2-Yanlar arasında her iki işe ait olarak düzenlenen sözleşmelerin 8.2.1 maddesine göre Hizmet İşleri Genel Şartnamesi (...) sözleşme ekidir. .... 42. maddesinde yüklenicinin geçici hakedişlere itirazı olduğu takdirde karşı görüşlerinin neler olduğunu ve dayandığı gerekçeleri idareye vereceği ve bir örneğini de hakediş raporuna ekleyeceği dilekçesinde açıklaması ve hakediş raporunu “idareye verilen ... tarihli dilekçemde yazılı ihtirazı kayıtla” cümlesini yazarak ya da bu anlama gelecek bir itiraz şerhi ile imzalaması gereklidir. Eğer yüklenicinin, hakediş raporunu imzalamasından sonra tahakkuk işlemi yapılıncaya kadar yetkililer tarafından hakediş raporunda yapılabilecek düzeltmelere bir itirazı olursa hakedişin kendisine ödendiği tarihten itibaren en geç 10 gün içinde bu itirazını dilekçe ile idareye bildirmek zorunda olduğu, yüklenicinin itirazlarını bu şekilde bildirmediği takdirde hakedişi olduğu gibi kabul etmiş sayılacağı düzenlenmiştir. Şartnamenin bu hükümleri sözleşme tarihi itibariyle yürürlükte bulunan HUMK"nın 287. maddesi uyarınca delil sözleşmesi niteliğinde olup, hakim tarafından re"sen gözetilmesi gerekir. Şartnemenin yukarıda belirtilen hükmüne göre davacının alacak talebinde haklı olması yeterli olmayıp, talep hakkının da düşmemiş olması gerekir. Şayet hakedişte yapılan kesintilere yüklenici
tarafından şartnamede belirtilen şekilde itiraz edilmiş ise davanın şimdiki gibi kabulü, edilmemiş ise talep hakkı düşeceğinden davanın reddi gerekecektir. Mahkemece hükme esas alınan bilirkişi raporunda, hangi hakedişten ne miktar kesinti yapıldığı, bu kesintilerin 5510 Sayılı Yasa ve sözleşme hükümleri karşısında haklı olup olmadığı tartışılmış, hakedişlerden yapılan 32.609,06 TL kesintinin haksız olduğu, davacının bu miktar alacağı talep etmekte haklı bulunduğu sonucuna ulaşılmış, ancak bu sonuca varılırken yüklenicinin hakedişlere usulüne uygun şekilde itiraz edip etmediği, talep hakkının düşüp düşmediği konusunda bir inceleme ve değerlendirme yapılmamıştır. Bu haliyle alınan rapor hüküm tesisine yeterli ve elverişli bulunmamaktadır.

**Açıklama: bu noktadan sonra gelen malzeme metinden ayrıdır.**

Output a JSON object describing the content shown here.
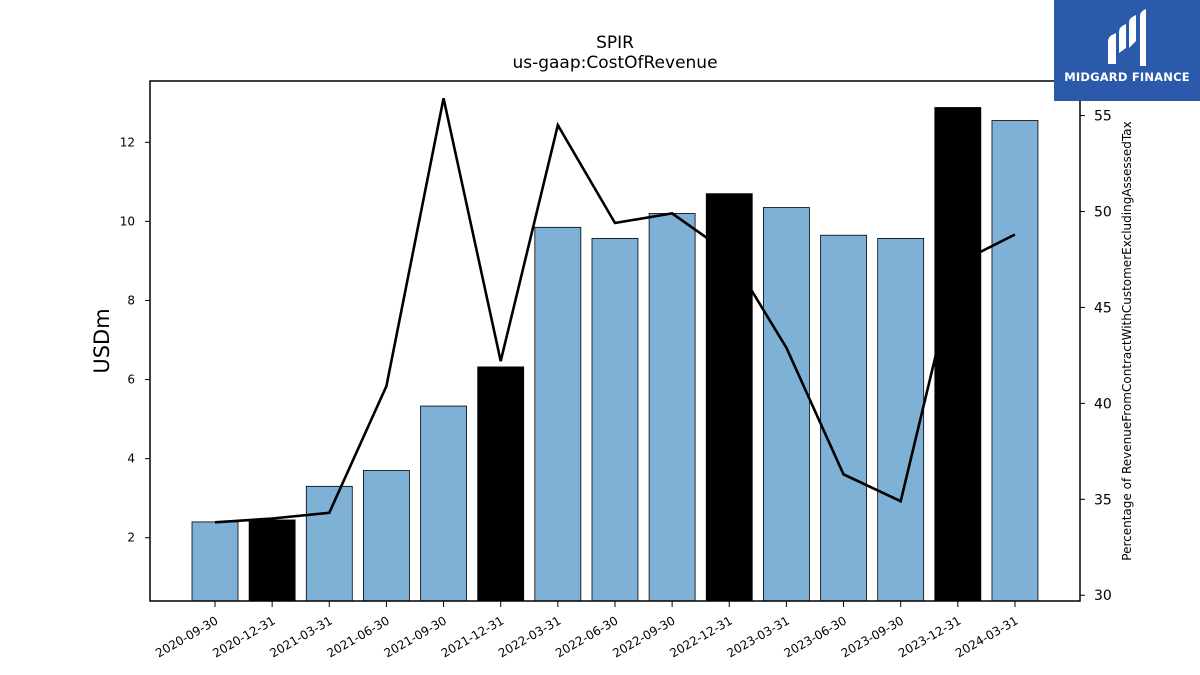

O halde mahkemece yapılacak iş, kesinti yapılan hakedişlere yüklenici tarafından .... 42. maddesine uygun şekilde itiraz edilip edilmediğini, hakedişlerin mevcut haliyle kesinleşip kesinleşmediğini, davacının talep hakkının düşüp düşmediğini konunun uzmanı inşaat mühendisi bilirkişiden alınacak raporla açıklığa kavuşturmak ve sonucuna göre hüküm tesis etmekten ibarettir. Eksik araştırma ile yetersiz rapora dayanılarak yazılı şekilde hüküm tesis edilmesi ve davacının dava dilekçesinde talep ettiği miktar yönünden dava tarihinde, ıslahla artırılan miktar yönünden ise ıslah tarihinde temerrüde düştüğü gözetilerek faizin anılan tarihlerden başlatılması gerekirken bir ayrım yapılmadan alacağın tamamına dava tarihinden faiz yürütülmesi de doğru olmamıştır. Açıklanan nedenlerle kararın bozulması gerekmiştir.
SONUÇ:Yukarıda 1. bentte yazılı nedenlerle davalı idarenin sair temyiz itirazlarının reddine, 2. bent uyarınca kararın davalı yararına BOZULMASINA, 21.10.2013 gününde oybirliğiyle karar verildi.